Now that she’ll be turning 90 next week, she’s had to slow down. Biology is catching up to her. She doesn’t necessarily like it, but she knows her time is getting closer, and she is going gracefully. Once they put her on heart medication a few months ago, she decided she needed to give up driving. No one asked; she decided on her own. I asked her about it and she said quite simply, “I don’t want to hurt anyone.” It wasn’t about her, and I don’t think it ever has been. She has said the same thing about going to assisted living. She has said, “I don’t want to be a burden on anyone. When you think I need to go, you tell me and that’s what we will do.” I have never heard another older person needing care ever say that and really mean it.

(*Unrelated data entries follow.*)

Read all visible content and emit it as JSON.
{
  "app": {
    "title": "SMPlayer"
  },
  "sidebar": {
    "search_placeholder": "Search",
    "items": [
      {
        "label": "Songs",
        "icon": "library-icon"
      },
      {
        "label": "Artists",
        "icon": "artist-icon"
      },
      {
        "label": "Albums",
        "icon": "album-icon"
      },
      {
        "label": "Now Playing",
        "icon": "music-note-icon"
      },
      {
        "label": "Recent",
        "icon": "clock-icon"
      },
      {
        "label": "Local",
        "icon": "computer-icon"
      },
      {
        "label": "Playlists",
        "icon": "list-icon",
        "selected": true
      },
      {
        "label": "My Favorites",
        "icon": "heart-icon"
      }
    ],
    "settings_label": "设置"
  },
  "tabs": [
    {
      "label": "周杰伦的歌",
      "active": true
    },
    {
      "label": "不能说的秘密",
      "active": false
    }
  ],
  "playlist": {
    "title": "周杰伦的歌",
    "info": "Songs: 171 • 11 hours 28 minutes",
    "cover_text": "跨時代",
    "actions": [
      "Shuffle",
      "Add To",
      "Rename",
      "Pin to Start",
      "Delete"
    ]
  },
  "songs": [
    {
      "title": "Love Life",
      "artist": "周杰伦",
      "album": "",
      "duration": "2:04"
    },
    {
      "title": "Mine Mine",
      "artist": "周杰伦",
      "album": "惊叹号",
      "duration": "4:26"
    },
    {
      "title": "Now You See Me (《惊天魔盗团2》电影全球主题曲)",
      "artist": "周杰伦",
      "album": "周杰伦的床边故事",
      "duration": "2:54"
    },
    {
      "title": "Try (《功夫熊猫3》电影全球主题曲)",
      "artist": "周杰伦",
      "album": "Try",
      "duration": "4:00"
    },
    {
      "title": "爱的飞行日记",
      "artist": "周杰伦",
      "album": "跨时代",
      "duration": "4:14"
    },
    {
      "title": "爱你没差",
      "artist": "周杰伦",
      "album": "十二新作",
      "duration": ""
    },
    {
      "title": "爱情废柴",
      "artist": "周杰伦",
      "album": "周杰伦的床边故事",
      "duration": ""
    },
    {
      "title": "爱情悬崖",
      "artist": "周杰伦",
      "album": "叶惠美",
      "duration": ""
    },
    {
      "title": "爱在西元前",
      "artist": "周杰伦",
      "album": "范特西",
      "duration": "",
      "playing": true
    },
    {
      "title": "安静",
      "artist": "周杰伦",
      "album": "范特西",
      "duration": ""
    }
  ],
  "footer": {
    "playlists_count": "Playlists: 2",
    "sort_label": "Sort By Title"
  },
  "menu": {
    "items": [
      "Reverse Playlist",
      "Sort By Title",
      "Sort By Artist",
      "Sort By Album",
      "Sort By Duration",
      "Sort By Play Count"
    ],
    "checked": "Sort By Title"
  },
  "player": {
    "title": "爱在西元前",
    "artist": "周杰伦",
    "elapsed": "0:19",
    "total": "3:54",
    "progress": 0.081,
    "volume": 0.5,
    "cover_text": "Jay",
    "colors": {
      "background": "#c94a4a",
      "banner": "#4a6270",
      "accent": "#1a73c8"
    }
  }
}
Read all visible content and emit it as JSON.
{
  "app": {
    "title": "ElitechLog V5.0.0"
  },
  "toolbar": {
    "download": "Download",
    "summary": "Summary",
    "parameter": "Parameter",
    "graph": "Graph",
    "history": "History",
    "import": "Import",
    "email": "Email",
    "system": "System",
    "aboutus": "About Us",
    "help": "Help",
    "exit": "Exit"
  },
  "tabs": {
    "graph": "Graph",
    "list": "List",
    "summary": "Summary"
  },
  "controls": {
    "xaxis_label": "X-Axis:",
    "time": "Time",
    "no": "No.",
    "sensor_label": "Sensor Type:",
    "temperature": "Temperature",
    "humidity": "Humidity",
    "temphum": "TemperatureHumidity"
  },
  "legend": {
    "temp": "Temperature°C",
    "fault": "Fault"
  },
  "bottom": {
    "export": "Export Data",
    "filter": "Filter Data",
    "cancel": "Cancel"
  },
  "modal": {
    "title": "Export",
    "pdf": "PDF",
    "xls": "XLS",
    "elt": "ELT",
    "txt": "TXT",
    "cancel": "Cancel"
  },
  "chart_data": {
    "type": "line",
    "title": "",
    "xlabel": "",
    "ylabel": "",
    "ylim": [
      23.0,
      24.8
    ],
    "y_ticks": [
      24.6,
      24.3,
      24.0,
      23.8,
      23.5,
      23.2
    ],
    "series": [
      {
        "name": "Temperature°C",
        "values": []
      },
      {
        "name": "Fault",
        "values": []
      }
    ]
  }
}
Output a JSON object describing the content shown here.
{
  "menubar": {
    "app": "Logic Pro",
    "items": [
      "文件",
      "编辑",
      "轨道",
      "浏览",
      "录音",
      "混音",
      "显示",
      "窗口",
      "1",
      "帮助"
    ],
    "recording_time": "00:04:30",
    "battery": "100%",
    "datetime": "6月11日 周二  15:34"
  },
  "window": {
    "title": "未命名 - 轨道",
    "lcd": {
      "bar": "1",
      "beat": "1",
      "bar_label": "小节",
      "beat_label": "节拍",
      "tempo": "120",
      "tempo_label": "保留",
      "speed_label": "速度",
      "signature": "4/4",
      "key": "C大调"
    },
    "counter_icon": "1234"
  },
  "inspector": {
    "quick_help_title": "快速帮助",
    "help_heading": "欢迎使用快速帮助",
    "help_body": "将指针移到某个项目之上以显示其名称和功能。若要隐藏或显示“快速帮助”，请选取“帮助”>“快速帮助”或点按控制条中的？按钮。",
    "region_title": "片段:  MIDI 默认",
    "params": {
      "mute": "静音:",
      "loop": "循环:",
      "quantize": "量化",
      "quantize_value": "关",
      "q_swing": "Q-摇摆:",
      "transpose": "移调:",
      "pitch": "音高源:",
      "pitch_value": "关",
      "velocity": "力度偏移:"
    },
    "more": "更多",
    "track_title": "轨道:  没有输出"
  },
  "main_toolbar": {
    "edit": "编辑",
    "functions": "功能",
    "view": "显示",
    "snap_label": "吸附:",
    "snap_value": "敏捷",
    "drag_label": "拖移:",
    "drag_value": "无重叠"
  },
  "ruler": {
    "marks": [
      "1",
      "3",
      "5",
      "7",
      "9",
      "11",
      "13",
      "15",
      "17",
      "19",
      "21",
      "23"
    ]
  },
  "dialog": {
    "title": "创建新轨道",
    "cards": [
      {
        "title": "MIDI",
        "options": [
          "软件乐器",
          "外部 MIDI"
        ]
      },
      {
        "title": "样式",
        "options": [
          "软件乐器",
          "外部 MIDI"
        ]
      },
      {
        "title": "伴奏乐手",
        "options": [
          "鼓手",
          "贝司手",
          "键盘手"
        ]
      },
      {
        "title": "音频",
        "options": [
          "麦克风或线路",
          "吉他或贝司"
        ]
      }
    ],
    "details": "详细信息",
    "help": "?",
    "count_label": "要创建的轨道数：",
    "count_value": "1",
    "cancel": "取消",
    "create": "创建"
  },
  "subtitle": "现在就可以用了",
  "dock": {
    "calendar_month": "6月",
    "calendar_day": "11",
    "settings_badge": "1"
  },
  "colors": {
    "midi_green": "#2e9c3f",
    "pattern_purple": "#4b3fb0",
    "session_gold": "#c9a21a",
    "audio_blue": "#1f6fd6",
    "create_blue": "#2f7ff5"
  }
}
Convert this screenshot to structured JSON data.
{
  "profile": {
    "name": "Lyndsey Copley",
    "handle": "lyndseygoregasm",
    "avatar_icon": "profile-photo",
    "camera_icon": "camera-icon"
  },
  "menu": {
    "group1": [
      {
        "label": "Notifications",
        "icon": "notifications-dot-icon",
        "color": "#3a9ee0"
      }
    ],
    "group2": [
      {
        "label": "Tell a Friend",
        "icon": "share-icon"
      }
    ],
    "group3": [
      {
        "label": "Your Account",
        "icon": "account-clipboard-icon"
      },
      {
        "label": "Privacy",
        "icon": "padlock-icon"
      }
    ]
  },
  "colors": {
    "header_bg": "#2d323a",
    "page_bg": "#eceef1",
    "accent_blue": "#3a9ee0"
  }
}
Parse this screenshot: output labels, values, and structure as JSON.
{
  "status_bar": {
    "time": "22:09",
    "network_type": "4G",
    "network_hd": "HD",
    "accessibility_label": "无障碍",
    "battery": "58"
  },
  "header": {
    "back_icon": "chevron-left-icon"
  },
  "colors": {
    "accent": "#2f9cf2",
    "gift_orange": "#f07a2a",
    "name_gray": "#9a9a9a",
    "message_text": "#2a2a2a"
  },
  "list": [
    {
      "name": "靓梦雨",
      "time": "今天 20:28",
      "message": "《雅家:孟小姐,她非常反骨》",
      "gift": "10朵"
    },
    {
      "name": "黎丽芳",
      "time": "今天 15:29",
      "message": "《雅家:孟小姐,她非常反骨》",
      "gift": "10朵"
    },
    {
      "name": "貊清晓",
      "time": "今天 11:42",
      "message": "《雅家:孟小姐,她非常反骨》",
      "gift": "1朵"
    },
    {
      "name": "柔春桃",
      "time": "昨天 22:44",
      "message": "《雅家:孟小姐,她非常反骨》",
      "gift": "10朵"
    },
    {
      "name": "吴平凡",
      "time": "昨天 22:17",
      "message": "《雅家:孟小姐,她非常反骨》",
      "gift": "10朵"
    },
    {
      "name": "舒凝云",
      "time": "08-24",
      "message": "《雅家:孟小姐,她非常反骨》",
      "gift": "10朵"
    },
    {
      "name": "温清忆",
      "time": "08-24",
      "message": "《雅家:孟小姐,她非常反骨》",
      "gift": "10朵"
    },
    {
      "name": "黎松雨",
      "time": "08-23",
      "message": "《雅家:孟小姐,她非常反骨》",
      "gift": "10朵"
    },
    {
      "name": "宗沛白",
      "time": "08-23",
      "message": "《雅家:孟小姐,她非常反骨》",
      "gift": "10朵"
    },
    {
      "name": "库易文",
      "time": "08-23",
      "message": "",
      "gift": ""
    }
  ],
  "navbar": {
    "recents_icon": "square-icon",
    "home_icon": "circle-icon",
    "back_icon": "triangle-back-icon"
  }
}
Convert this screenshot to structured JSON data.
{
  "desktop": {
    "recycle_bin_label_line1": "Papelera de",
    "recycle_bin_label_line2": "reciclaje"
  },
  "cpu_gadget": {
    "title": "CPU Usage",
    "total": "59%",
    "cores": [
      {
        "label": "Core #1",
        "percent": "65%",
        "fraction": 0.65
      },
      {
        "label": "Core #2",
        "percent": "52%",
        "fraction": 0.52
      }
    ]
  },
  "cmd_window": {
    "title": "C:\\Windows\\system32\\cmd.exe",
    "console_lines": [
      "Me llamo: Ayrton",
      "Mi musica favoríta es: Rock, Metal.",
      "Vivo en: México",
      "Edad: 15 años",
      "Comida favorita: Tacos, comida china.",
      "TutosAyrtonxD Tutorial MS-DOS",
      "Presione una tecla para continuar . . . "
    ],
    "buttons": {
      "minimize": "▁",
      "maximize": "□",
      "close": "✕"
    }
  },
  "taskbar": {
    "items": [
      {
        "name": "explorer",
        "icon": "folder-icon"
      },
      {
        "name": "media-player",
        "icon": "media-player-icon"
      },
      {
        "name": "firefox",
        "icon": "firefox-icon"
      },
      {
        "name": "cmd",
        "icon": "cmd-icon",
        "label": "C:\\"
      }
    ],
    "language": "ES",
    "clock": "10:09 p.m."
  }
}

So why do I go on ad-nauseum about my mother, Verona? Because she’s an incredible woman. People should know it’s possible to live a life well, be humble, charitable and still be recognized and appreciated for the contributions one can make, no matter how great or small. When she leaves us this world will be the lesser for it. I certainly will be. But then, I have been incredibly lucky to have such an amazing example of the human spirit to follow and attempt to emulate. If only there could be a few more like her. Thank you, Mom. I love you.